Climatiser le désastre ou le combattre (1)

Un article paru sur carfree

En automne 2018, un panel d’une centaine d’associations environnementalistes nationales et internationales lançait une alerte par un « Manifeste contre la géo-ingénierie » du climat. La menace du vieux Plan A des Etats-Unis se précise. Elle avait refait surface en 2006 dans les milieux scientifiques avec un article très controversé du célèbre géochimiste Paul Crutzen ; le même qui fut en 2001 le père du concept d’Anthropocène. A la surprise générale, le savant suédois proposait d’emblée d’injecter du  dioxyde de soufre dans la stratosphère pour limiter l’élévation de la température à la surface de la Terre… L’idée marginale à l’époque, mais immédiatement plébiscitée par les milieux d’affaire américains, a fait son chemin. Désormais il faut s’attendre que les COP ne soient plus que des workshops de géo-ingénierie où les start-up étasuniennes viendront vendre leurs solutions miracles pour calorifuger la planète à défaut de la sauver. La panoplie des cautères sur jambe de bois est proprement affligeante ; Clive Hamilton en dresse une liste critique dans son livre « Les apprentis sorciers du climat »… On retrouve la boutade d’Einstein sur l’infinité comparable de la stupidité humaine et celle de l’Univers, sauf qu’ici ce sont de grands savants qui s’illustrent brillamment en matière de stupidité humaine.

Ainsi, nous n’en avons pas fini avec l’esprit d’entreprise du capitalisme. Au bord du précipice climatique, son sens affiné de l’innovation n’est pas le moins du monde altéré ; grâce aux sciences et techniques, il reste capable de surenchérir dans le pire et nous réserve encore bien des surprises.

Avec en toile de fond le dit « échec des négociations » sur le climat, la décennie passée fut riche en rebondissements tout aussi désastreux que scandaleux. Après le juteux « marché carbone » et l’imposture du « charbon propre », dernière invention en date, le recyclage du soufre des compagnies pétrolières dans la géo-ingénierie du climat afin de calorifuger la planète.

Par une voie détournée, le vieux Plan A des Etats-Unis revenait en force sur la scène internationale. Pour assurer ce come-back, rien ne fut laissé au hasard et pour garantir l’effet de surprise, il fallut  au moins trouver un célèbre et respectable prix Nobel européen (non étasunien) capable de proposer et assurer la caution scientifique d’une telle entreprise. Et, encore une fois, le miracle s’est accompli. Dans la marmaille des savants, ce fut le plus grand : Paul Crutzen en personne, le fameux inventeur de l’Anthropocène, qui tendit la perche aux milieux d’affaires étasuniens et les remit en selle, en pole-position sur la scène internationale.

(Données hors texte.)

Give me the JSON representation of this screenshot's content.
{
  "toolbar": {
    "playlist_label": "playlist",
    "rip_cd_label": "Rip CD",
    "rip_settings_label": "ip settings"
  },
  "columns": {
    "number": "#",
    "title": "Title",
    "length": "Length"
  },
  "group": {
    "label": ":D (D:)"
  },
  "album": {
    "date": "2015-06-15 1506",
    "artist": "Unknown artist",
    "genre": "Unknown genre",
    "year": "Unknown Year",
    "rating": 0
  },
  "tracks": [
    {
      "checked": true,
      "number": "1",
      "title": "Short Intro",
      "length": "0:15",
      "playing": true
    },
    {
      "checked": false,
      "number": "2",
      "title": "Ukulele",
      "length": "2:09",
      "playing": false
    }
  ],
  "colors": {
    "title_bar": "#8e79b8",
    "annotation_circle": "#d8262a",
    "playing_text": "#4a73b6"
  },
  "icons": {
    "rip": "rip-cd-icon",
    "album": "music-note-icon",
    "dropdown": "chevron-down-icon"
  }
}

Comme le monde est petit ! Qui pourrait douter de l’intégrité scientifique et la bonté d’âme philanthropique de celui qui doit son Prix Nobel de Chimie non pas à la mise au point d’armes chimiques comme le célèbre Fritz Haber ni à la synthèse de molécules innovantes hautement polluantes et toxiques pour le monde vivant, mais, bien au contraire et exceptionnellement, à la découverte du « trou dans la couche d’ozone » stratosphérique justement lié aux fameuses molécules innovantes pour la production du froid : les chlorofluorocarbones ?

Pour avancer encore dans notre analyse du Capital au 21e siècle, il nous faut faire une évaluation contextuelle des implications politiques de la géo-ingénierie du climat et regarder encore une fois « le monde comme il va ».  Ainsi il nous sera possible de comprendre à la fois les lamentations des COP et la raison d’être de ce rebondissement dans la géo-ingénierie globale du capitalisme du désastre.

Le Cas Crutzen, tabou et Boite de Pandore

Dans la mythologie antique c’est une innocente femme, Pandore, qui ouvrit la fameuse jarre d’où sortirent tous les maux qui affligèrent l’humanité. Dans l’histoire contemporaine ce sont les savants qui ouvrent les boites d’où sortent les innovations qui répandent depuis un siècle la mort à la surface de la Terre : il y a eu la physique nucléaire, la géochimie des énergies fossiles, la chimie des pesticides et des plastiques pour les plus connues. Ce malheur planétaire a justement reçu le nom « d’Anthropocène ». Et ça continue…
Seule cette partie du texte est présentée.